Our first customer came in before we’d officially opened. He knew exactly what he wanted, Russian Caravan, and after quickly paying for it, he proceeded to leave. A mesh tea ball caught his eye as he walked out, and he promptly returned to buy it. That’s the way our day went: customer after customer proclaiming their personalities in a matter of minutes, movements of their bodies telling us if they were excited, sad, tired. So many couples today, and it was so easy to read their dynamics. They had me and S shaking our heads and saying, “Wow, he was way more talkative than she was. She seemed pretty cold.” And it goes on and on like this, with us psychoanalyzing and enjoying all the new kinds of people we meet.

A young family came in later in the day. They’ve been pretty regular customers since the fall, with two little children. The youngest had broken their teapot, and they’d come in specifically to get more vanilla black tea and a mug with a strainer. They found those quickly – and then proceeded to stay for about twenty minutes, just talking with us, smelling teas, letting their children smell teas, and all of us laughing. The dad even remembered S had gone home to California for Christmas, and he asked her about it. It’s crazy how much people remember.

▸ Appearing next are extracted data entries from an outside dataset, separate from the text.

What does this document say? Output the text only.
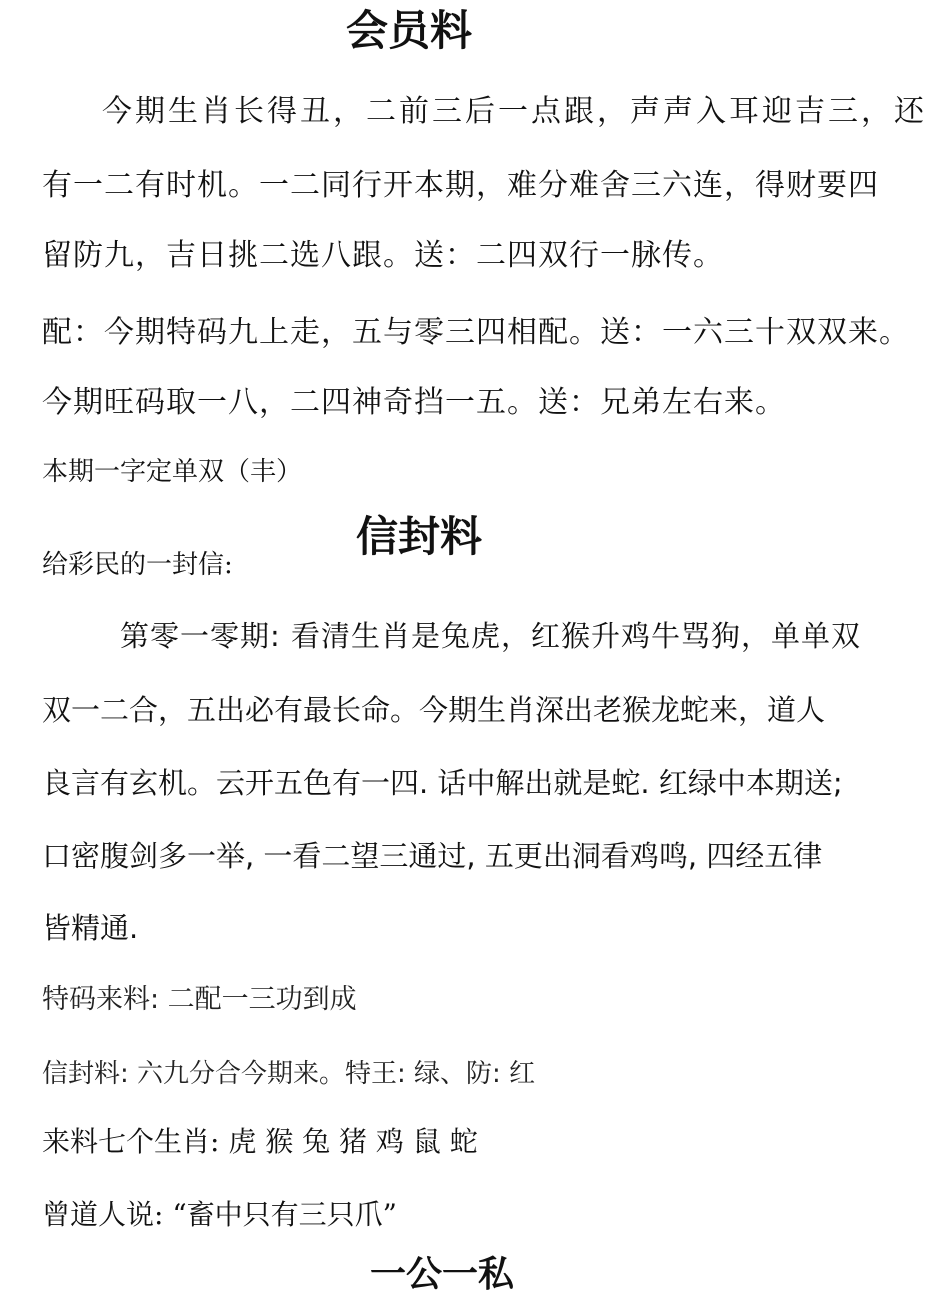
会员料
今期生肖长得丑，二前三后一点跟，声声入耳迎吉三，还
有一二有时机。一二同行开本期，难分难舍三六连，得财要四
留防九，吉日挑二选八跟。送：二四双行一脉传。
配：今期特码九上走，五与零三四相配。送：一六三十双双来。
今期旺码取一八，二四神奇挡一五。送：兄弟左右来。
本期一字定单双（丰）
信封料
给彩民的一封信:
第零一零期: 看清生肖是兔虎，红猴升鸡牛骂狗，单单双
双一二合，五出必有最长命。今期生肖深出老猴龙蛇来，道人
良言有玄机。云开五色有一四. 话中解出就是蛇. 红绿中本期送;
口密腹剑多一举, 一看二望三通过, 五更出洞看鸡鸣, 四经五律
皆精通.
特码来料: 二配一三功到成
信封料: 六九分合今期来。特王: 绿、防: 红
来料七个生肖: 虎 猴 兔 猪 鸡 鼠 蛇
曾道人说: “畜中只有三只爪”
一公一私
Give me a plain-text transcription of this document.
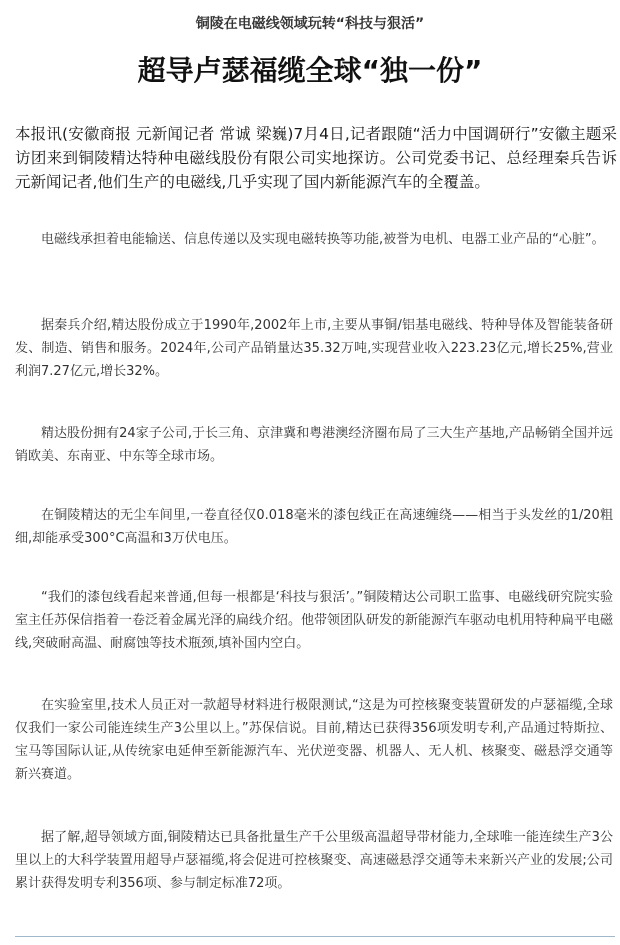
铜陵在电磁线领域玩转“科技与狠活”
超导卢瑟福缆全球“独一份”

本报讯(安徽商报 元新闻记者 常诚 梁巍)7月4日,记者跟随“活力中国调研行”安徽主题采访团来到铜陵精达特种电磁线股份有限公司实地探访。公司党委书记、总经理秦兵告诉元新闻记者,他们生产的电磁线,几乎实现了国内新能源汽车的全覆盖。

电磁线承担着电能输送、信息传递以及实现电磁转换等功能,被誉为电机、电器工业产品的“心脏”。

据秦兵介绍,精达股份成立于1990年,2002年上市,主要从事铜/铝基电磁线、特种导体及智能装备研发、制造、销售和服务。2024年,公司产品销量达35.32万吨,实现营业收入223.23亿元,增长25%,营业利润7.27亿元,增长32%。

精达股份拥有24家子公司,于长三角、京津冀和粤港澳经济圈布局了三大生产基地,产品畅销全国并远销欧美、东南亚、中东等全球市场。

在铜陵精达的无尘车间里,一卷直径仅0.018毫米的漆包线正在高速缠绕——相当于头发丝的1/20粗细,却能承受300°C高温和3万伏电压。

“我们的漆包线看起来普通,但每一根都是‘科技与狠活’。”铜陵精达公司职工监事、电磁线研究院实验室主任苏保信指着一卷泛着金属光泽的扁线介绍。他带领团队研发的新能源汽车驱动电机用特种扁平电磁线,突破耐高温、耐腐蚀等技术瓶颈,填补国内空白。

在实验室里,技术人员正对一款超导材料进行极限测试,“这是为可控核聚变装置研发的卢瑟福缆,全球仅我们一家公司能连续生产3公里以上。”苏保信说。目前,精达已获得356项发明专利,产品通过特斯拉、宝马等国际认证,从传统家电延伸至新能源汽车、光伏逆变器、机器人、无人机、核聚变、磁悬浮交通等新兴赛道。

据了解,超导领域方面,铜陵精达已具备批量生产千公里级高温超导带材能力,全球唯一能连续生产3公里以上的大科学装置用超导卢瑟福缆,将会促进可控核聚变、高速磁悬浮交通等未来新兴产业的发展;公司累计获得发明专利356项、参与制定标准72项。
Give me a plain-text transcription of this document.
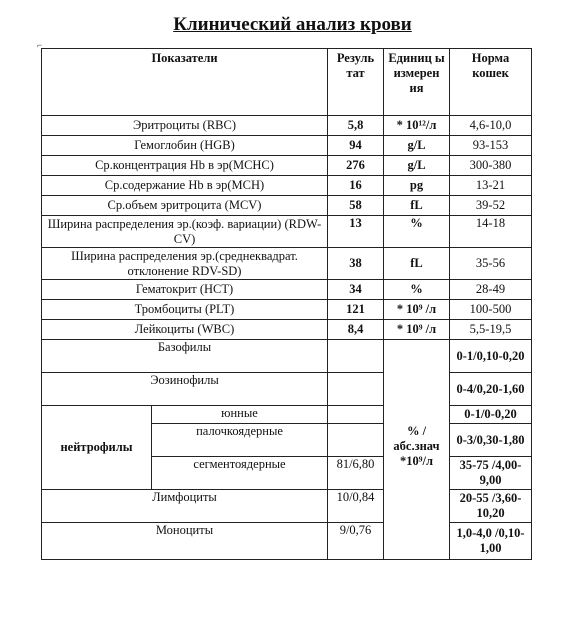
Клинический анализ крови
⌐
Показатели		Резуль тат	Единиц ы измерен ия	Норма кошек
Эритроциты (RBC)		5,8	* 10¹²/л	4,6-10,0
Гемоглобин (HGB)		94	g/L	93-153
Ср.концентрация Hb в эр(MCHC)		276	g/L	300-380
Ср.содержание Hb в эр(MCH)		16	pg	13-21
Ср.объем эритроцита (MCV)		58	fL	39-52
Ширина распределения эр.(коэф. вариации) (RDW-CV)		13	%	14-18
Ширина распределения эр.(среднеквадрат. отклонение RDV-SD)		38	fL	35-56
Гематокрит (HCT)		34	%	28-49
Тромбоциты (PLT)		121	* 10⁹ /л	100-500
Лейкоциты (WBC)		8,4	* 10⁹ /л	5,5-19,5
Базофилы			% /абс.знач *10⁹/л	0-1/0,10-0,20
Эозинофилы				0-4/0,20-1,60
нейтрофилы	юнные			0-1/0-0,20
	палочкоядерные			0-3/0,30-1,80
	сегментоядерные	81/6,80		35-75 /4,00-9,00
Лимфоциты		10/0,84		20-55 /3,60-10,20
Моноциты		9/0,76		1,0-4,0 /0,10-1,00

That’s the way it is in such a little shop, where we have to get to know the customers in order to sell them the teas they’ll really like. At the end of the day, we had a woman bring her husband in, and when they came in the door, I heard her say, “Look! I told you they’d be here!” She introduced us to her husband, and then said how great we were and she was going to bring all her friends. Thankfully, I did remember her from two weeks ago, but I had no idea we’d made such an impression. She bought three ounces of Russian Caravan (the best seller of the day, apparently), and said she’d be back in a few weeks.

Just a little reminder that a smile and a little interest go a long way.